EDIT: typo
I grabbed the naive timestamp “2020-8-3 2:30” from a database, put it into a Pandas dataframe, and asked streamlit to st.dataframe()
it. This resulted in the following error:
NonExistentTimeError: 2020-03-08 02:30
This is because in the US, daylight savings time starts at 2 am and clocks are turned forward one hour to 3 am, so 2:15 doesn’t exist on March 8. This is fine. However, I never said my datetime was in a US timezone, or any timezone at all. Streamlit localized my datetime to some timezone (presumably ‘America/Los_Angeles’, as I’m in San Francisco).

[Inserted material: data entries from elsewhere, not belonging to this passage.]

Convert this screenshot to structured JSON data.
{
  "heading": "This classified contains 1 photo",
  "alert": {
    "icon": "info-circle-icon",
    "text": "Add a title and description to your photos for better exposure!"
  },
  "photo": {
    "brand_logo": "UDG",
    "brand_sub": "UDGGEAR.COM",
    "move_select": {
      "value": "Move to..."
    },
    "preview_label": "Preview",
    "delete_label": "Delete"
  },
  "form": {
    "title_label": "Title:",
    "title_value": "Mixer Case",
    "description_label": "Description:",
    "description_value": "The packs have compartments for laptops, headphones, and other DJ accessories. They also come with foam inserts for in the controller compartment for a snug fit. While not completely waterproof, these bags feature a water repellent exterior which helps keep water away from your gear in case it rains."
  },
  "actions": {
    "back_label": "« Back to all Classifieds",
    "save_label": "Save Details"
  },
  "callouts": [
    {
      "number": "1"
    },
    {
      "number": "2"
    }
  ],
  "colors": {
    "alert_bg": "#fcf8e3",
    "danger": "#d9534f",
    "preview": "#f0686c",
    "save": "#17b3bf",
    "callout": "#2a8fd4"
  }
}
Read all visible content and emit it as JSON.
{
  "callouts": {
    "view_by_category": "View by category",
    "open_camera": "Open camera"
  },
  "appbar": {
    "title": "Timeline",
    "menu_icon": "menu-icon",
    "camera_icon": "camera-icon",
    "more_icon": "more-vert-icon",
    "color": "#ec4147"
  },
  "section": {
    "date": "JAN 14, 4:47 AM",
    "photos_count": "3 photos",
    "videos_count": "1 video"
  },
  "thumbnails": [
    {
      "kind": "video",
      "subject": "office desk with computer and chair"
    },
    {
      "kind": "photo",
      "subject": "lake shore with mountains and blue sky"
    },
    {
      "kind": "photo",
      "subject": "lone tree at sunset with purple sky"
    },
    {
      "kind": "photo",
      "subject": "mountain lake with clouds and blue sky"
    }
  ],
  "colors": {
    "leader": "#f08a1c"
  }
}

This feels wrong to me. It’s convention in data engineering to store timestamps in naive UTC (i.e. converted to UTC and then stored without timezone information). So localizing a timestamp in this way actually modifies the data. The code in question is in the _marshall_any_array function in elements/data_frame_proto.py. There’s even a note that says # TODO(armando): Convert eveything to UTC not local timezone.
Converting to UTC is an improvement, but still not as good as just leaving it alone and displaying it as is.
Is localizing naive timestamps a feature or a bug? In my case it broke my script. Code below.
import streamlit as st
import pandas as pd
import pytz
naive_timestamp = pd.Timestamp('2020-3-8 2:30')
df = pd.DataFrame({'x': [naive_timestamp]})
st.dataframe(df)